Despite an increasing body of experimental evidence supporting the involvement of EndMT in cancer progression, this process is largely overlooked in clinical practice. To the best of our knowledge, the routine assessment of EndMT markers is not currently included in pathological tumor characterization. This lack of clinical integration persists even though EndMT has been implicated in critical aspects of tumor biology, such as fibrosis, immune evasion, and therapy resistance. The absence of standardized protocols for detecting and quantifying EndMT-related markers highlights a significant discrepancy between experimental research and clinical application. Bridging this gap is essential for a full understanding of the clinical implications of EndMT and for realizing its potential as a diagnostic, prognostic, and therapeutic target.
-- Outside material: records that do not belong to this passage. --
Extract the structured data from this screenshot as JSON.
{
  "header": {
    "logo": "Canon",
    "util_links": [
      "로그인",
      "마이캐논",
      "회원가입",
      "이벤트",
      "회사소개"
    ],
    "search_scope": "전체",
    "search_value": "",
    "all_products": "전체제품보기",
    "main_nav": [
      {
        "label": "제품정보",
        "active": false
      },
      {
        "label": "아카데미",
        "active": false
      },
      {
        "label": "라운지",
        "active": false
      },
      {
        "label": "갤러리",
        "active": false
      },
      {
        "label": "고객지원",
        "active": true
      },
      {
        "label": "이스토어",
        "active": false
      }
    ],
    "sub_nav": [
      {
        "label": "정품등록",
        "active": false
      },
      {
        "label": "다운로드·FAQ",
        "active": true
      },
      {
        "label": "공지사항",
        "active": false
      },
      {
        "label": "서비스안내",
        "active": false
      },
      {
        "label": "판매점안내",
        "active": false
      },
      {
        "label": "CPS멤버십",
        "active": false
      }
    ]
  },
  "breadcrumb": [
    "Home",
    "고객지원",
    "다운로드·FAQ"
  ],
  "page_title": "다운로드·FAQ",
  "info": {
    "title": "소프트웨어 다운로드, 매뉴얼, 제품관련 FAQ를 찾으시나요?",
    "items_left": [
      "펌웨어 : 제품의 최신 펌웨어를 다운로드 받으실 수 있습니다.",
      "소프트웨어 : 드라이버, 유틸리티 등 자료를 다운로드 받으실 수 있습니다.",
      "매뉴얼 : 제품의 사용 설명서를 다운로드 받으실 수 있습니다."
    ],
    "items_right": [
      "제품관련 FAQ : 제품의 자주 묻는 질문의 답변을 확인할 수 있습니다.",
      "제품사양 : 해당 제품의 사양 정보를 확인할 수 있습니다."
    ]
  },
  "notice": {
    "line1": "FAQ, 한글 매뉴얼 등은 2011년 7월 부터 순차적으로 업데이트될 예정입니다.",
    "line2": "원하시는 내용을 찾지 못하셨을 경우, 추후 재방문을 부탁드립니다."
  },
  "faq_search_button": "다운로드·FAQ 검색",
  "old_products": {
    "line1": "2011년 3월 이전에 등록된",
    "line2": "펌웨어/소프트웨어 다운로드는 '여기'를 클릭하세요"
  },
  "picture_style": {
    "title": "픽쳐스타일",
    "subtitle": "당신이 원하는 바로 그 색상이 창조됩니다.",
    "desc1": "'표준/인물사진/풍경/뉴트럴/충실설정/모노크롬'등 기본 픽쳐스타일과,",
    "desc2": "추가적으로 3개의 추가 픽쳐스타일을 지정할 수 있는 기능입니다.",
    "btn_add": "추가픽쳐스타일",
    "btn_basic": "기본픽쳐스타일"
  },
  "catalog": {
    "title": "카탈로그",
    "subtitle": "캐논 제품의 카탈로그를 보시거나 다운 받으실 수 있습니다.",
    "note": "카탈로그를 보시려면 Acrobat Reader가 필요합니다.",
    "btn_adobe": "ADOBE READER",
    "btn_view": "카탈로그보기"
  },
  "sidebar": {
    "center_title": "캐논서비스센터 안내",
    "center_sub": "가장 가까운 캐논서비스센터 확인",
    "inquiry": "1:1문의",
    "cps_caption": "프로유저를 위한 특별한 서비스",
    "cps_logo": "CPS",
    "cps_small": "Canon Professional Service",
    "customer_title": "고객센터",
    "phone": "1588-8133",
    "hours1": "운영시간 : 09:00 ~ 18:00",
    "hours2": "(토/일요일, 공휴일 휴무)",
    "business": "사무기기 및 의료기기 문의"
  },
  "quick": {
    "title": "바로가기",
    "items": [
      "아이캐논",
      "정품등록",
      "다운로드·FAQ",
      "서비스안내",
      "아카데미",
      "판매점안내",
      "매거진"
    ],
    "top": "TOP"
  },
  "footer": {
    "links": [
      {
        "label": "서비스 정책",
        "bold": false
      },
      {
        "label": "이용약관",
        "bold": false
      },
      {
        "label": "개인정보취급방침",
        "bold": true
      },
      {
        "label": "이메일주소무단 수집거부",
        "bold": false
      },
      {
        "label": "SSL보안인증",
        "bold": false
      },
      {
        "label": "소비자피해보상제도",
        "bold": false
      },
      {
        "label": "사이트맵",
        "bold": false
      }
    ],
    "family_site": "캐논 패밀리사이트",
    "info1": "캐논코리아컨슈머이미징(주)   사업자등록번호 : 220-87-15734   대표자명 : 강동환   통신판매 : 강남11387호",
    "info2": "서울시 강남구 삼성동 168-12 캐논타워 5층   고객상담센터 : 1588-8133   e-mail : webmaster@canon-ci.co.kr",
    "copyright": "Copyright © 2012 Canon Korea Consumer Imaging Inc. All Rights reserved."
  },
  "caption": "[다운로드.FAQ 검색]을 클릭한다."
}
Although the molecular understanding of EndMT has significantly advanced, thanks in part to the development of innovative experimental models, its clinical relevance and potential as a therapeutic target remain limited and require further investigation. Unfortunately, to the best of our knowledge, despite the importance of the process in cancer, there are few clinical trials about EndMT and no therapeutic program for its specific inhibition.

In conclusion, EndMT can be recognized as a pivotal process in tumor progression that can complicate the pathological and treatment picture. For these reasons, any effort to better understand and inhibit EndMT will be critical to improve cancer treatment outcomes.